In 1969, during the midst of the Vietnam War, General Motors (GM) launched an ad- campaign that introduced the public to a new experimental crash test dummy. “Sophisticated Sam” was the real deal – an American dummy finally prepared to “bleed, suffer concussions, sustain abdominal injuries and undergo autopsies” for the safety of the nation. In this paper, I explore the relationship between individual and national desire, risk, security and injury through an analysis of GM’s “Sophisticated Sam” advertising campaign.
In Injury, Sarah Lochlann Jain explains that only after the activism of the 1960s, the automobile industry was expected to design to avoid car crashes. Major automobile manufacturers such as GM responded by increasing car testing and developing public outreach campaigns using and promoting the “crash test dummy” model.
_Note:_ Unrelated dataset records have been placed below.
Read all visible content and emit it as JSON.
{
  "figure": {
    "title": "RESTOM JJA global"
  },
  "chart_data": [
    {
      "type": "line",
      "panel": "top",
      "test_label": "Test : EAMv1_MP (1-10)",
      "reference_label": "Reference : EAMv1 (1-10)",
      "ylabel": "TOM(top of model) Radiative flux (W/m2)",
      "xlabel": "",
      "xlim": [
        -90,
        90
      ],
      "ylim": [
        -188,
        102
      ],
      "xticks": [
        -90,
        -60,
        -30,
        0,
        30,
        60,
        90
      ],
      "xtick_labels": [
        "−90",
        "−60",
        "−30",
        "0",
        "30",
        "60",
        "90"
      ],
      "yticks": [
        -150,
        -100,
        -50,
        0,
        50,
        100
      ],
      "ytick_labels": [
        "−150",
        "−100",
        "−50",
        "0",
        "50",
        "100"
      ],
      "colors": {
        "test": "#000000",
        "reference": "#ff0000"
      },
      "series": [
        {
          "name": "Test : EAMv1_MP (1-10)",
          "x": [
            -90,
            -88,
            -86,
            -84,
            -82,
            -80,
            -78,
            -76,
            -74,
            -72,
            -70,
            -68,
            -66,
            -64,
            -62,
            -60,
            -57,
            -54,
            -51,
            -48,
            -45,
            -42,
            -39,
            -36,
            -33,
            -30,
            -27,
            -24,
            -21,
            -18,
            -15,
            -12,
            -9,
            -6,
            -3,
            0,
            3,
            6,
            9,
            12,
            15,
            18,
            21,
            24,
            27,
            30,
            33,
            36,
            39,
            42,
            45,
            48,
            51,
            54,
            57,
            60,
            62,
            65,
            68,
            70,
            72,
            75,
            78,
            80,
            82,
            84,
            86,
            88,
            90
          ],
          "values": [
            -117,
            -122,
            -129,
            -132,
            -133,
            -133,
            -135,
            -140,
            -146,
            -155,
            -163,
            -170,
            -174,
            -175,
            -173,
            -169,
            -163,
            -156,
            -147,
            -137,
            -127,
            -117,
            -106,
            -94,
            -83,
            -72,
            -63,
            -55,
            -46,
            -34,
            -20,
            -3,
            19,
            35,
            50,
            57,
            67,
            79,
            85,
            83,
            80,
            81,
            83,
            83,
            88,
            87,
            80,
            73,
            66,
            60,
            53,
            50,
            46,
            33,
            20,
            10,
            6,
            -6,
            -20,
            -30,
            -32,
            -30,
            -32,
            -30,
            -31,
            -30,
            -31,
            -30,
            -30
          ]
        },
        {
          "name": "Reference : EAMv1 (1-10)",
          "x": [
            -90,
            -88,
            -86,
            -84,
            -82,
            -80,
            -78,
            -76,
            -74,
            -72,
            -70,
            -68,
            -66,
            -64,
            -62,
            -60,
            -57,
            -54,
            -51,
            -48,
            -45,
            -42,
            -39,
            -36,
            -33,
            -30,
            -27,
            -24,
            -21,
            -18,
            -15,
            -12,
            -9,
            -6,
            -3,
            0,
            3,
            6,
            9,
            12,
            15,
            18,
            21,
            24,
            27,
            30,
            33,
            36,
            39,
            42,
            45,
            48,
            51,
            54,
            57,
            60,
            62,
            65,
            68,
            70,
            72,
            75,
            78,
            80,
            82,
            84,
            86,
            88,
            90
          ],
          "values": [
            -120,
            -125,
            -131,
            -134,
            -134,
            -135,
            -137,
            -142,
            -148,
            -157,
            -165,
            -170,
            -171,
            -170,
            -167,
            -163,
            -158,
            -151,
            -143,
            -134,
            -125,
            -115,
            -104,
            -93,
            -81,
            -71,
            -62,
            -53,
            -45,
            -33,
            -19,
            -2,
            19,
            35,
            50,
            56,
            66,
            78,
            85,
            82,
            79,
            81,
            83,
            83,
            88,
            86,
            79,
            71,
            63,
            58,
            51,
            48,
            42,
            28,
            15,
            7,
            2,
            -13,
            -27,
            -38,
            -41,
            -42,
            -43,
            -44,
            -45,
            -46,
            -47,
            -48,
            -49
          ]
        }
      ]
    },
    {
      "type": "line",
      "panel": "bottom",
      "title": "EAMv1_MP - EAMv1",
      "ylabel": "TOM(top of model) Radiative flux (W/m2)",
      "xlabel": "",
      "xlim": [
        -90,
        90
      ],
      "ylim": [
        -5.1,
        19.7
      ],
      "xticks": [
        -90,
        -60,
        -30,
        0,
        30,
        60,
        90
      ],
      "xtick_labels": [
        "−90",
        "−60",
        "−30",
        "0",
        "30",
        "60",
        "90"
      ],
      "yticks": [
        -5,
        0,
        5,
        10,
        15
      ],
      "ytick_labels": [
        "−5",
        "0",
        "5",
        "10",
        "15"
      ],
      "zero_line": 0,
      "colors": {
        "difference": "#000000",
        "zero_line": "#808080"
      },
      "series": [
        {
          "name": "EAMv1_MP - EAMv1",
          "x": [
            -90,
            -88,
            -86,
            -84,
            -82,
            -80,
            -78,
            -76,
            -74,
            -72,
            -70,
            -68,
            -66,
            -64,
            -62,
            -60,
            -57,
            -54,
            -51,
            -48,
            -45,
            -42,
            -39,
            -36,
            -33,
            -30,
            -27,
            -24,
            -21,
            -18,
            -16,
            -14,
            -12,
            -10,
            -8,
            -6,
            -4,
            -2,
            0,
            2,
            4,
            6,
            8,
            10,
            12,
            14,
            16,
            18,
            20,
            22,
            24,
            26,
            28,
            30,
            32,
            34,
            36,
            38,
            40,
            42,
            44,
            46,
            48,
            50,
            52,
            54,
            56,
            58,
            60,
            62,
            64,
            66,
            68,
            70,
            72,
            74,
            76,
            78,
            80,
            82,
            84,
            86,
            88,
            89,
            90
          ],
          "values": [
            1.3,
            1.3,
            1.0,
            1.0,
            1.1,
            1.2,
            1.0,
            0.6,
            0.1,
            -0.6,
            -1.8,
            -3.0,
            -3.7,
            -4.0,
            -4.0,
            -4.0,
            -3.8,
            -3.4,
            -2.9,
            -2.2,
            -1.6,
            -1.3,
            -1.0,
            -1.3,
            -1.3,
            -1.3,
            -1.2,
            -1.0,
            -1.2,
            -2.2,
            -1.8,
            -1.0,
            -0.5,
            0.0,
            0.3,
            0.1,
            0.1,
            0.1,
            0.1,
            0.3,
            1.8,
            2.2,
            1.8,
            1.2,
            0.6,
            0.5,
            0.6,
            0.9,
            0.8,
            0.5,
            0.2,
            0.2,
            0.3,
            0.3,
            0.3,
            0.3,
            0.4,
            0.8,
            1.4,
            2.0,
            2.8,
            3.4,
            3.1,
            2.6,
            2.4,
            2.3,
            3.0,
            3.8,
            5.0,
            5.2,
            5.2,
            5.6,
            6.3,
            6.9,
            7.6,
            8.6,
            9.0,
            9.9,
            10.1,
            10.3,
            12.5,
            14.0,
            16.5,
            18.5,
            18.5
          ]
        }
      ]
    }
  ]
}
However, as Karen Beckman explains in Crash: “dummy actors failed to satisfy the needs of crash- test directors because they could not register or express the subject experience of pain.” In this paper, I discuss the role of the Automobile industry–and corporate American more broadly–in crafting a public consensus about the scope, limits and constitution of bodily harm.
Drawing on Beckman’s work, I argue that GM’s strategy for restoring public faith in automobile safety entailed developing and publicly performing a techno-scientific practice of defining, categorizing, and quantifying the scope and limitations of “injury by automobile” – one predicated on a “stick and stones will break my bones” logic that neatly adhered to militarized American wartime masculinities. Drawing on Mel Y. Chen’s Animacies, I end by introducing the framework of “biomedical warscapes of the automobile” to create a generative terrain for analyzing the multiple queer sites of exchange where injury and trauma are implanted onto humans.
Beckman, Karen Redrobe. Crash: Cinema and the Politics of Speed and Stasis. Durham, NC: Duke UP, 2010. Print.
Chen, Mel Y. Animacies: Biopolitics, Racial Mattering, and Queer Affect. Durham, NC: Duke UP, 2012. Print.
Jain, Sarah S. Lochlann. Injury: The Politics of Product Design and Safety Law in the United States. Princeton, NJ: Princeton UP, 2006. Print.